2. Implementing cross-domain through jsonp
Using jsonp to achieve cross-domain can solve the problem of not cross-domain under ie
The server adds an additional parameter called back, which wraps the specific data packet in the callback when returning the data and returns it to the front end.
Example: The parameter value of callback in the request is jsonpcallback, and the return data is {code":0,"message":"ok"}.
The data returned to the front end should be jsonpcallback({"code":0,"message":"ok"})
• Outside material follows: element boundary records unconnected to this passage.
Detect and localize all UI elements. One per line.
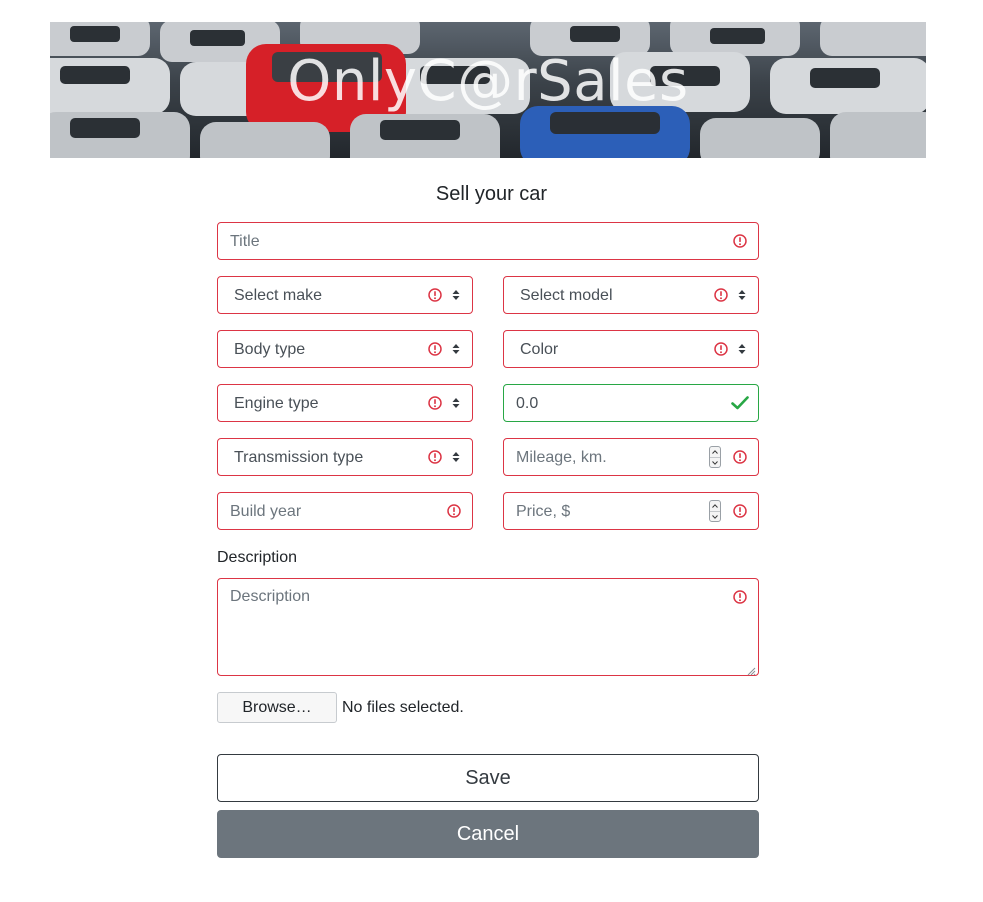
mileage-input[interactable]: Mileage, km. [503, 438, 759, 476]
engine-type-select[interactable]: Engine type [217, 384, 473, 422]
color-select[interactable]: Color [503, 330, 759, 368]
title-input[interactable]: Title [217, 222, 759, 260]
build-year-placeholder: Build year [230, 503, 302, 520]
invalid-icon [733, 590, 747, 604]
description-label: Description [217, 549, 298, 566]
make-select[interactable]: Select make [217, 276, 473, 314]
sort-carets-icon [452, 343, 460, 355]
model-select-value: Select model [520, 287, 613, 304]
check-icon [731, 395, 749, 411]
spin-up-icon[interactable] [710, 447, 720, 458]
invalid-icon [733, 450, 747, 464]
engine-type-value: Engine type [234, 395, 319, 412]
invalid-icon [428, 396, 442, 410]
invalid-icon [714, 288, 728, 302]
sort-carets-icon [452, 289, 460, 301]
sort-carets-icon [738, 289, 746, 301]
invalid-icon [428, 288, 442, 302]
price-placeholder: Price, $ [516, 503, 571, 520]
transmission-value: Transmission type [234, 449, 364, 466]
engine-volume-value: 0.0 [516, 395, 539, 412]
cancel-button[interactable]: Cancel [217, 810, 759, 858]
file-status-text: No files selected. [342, 699, 464, 716]
description-textarea[interactable]: Description [217, 578, 759, 676]
invalid-icon [447, 504, 461, 518]
number-spinner[interactable] [709, 500, 721, 522]
title-placeholder: Title [230, 233, 260, 250]
transmission-select[interactable]: Transmission type [217, 438, 473, 476]
site-logo-text[interactable]: OnlyC@rSales [50, 50, 926, 114]
page-title: Sell your car [435, 183, 548, 205]
spin-down-icon[interactable] [710, 458, 720, 468]
invalid-icon [733, 504, 747, 518]
price-input[interactable]: Price, $ [503, 492, 759, 530]
header-banner: OnlyC@rSales [50, 22, 926, 158]
invalid-icon [733, 234, 747, 248]
body-type-select[interactable]: Body type [217, 330, 473, 368]
save-button[interactable]: Save [217, 754, 759, 802]
make-select-value: Select make [234, 287, 323, 304]
number-spinner[interactable] [709, 446, 721, 468]
sort-carets-icon [452, 451, 460, 463]
invalid-icon [714, 342, 728, 356]
engine-volume-input[interactable]: 0.0 [503, 384, 759, 422]
build-year-input[interactable]: Build year [217, 492, 473, 530]
description-placeholder: Description [230, 588, 311, 605]
browse-button[interactable]: Browse… [217, 692, 337, 723]
resize-handle-icon[interactable] [746, 663, 756, 676]
body-type-value: Body type [234, 341, 306, 358]
color-select-value: Color [520, 341, 559, 358]
spin-up-icon[interactable] [710, 501, 720, 512]
mileage-placeholder: Mileage, km. [516, 449, 607, 466]
model-select[interactable]: Select model [503, 276, 759, 314]
sort-carets-icon [738, 343, 746, 355]
sort-carets-icon [452, 397, 460, 409]
invalid-icon [428, 450, 442, 464]
spin-down-icon[interactable] [710, 512, 720, 522]
invalid-icon [428, 342, 442, 356]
3. Implementation of Setting response's Header Attribute
1.springboot implementation (newer version support) 1.1 Method Level Annotation @CrossOrigin supports method-level cross-domain, supports multiple different domains, and has not been tested
@CrossOrigin(origins="http://xxx.com.cn",allowCredentials="false",maxAge=3600)
1.2 Application Level
@Configuration public class WebAppConfig extends WebMvcConfigurerAdapter { /** * Cross-domain support */ @Override public void addCorsMappings(CorsRegistry registry) { registry.addMapping("/**").allowedOrigins("*").allowedMethods("*").allowCredentials(false).maxAge(3600); } }
2. Use response directly for processing
response.setHeader("Access-Control-Allow-Origin", "*");//Domains that allow cross-domain access can be wildcards "*"; response.setHeader("Access-Control-Allow-Methods", "POST, GET"); response.setHeader("Access-Control-Max-Age", "1800"); response.setHeader("Access-Control-Allow-Headers", "x-requested-with"); response.setHeader("Access-Control-Allow-Credentials", "true");
4. Implementation of jsonp
1. When client sends ajax request, set data type to jsonp 2. Server-side processing (1) Write a method to implement the interface MethodInterceptor and rewrite the invoke method
String callback = request.getParameter("callback"); if(StringUtils.isNotBlank(callback)){ Object ret = invocation.proceed(); return callback+"("+ret+")"; }else{ Object ret = invocation.proceed(); return ret; }
(2) Implementation using JSONPObject of fastjson
JSONPObject ret = new JSONPObject(callback); ret.addParameter(data); //Callback is the value of the parameter callback //addParameter is the data to be returned //Call toJSONString to see the result
Note: The first time to write a technical blog, if there are errors, please correct and make progress together.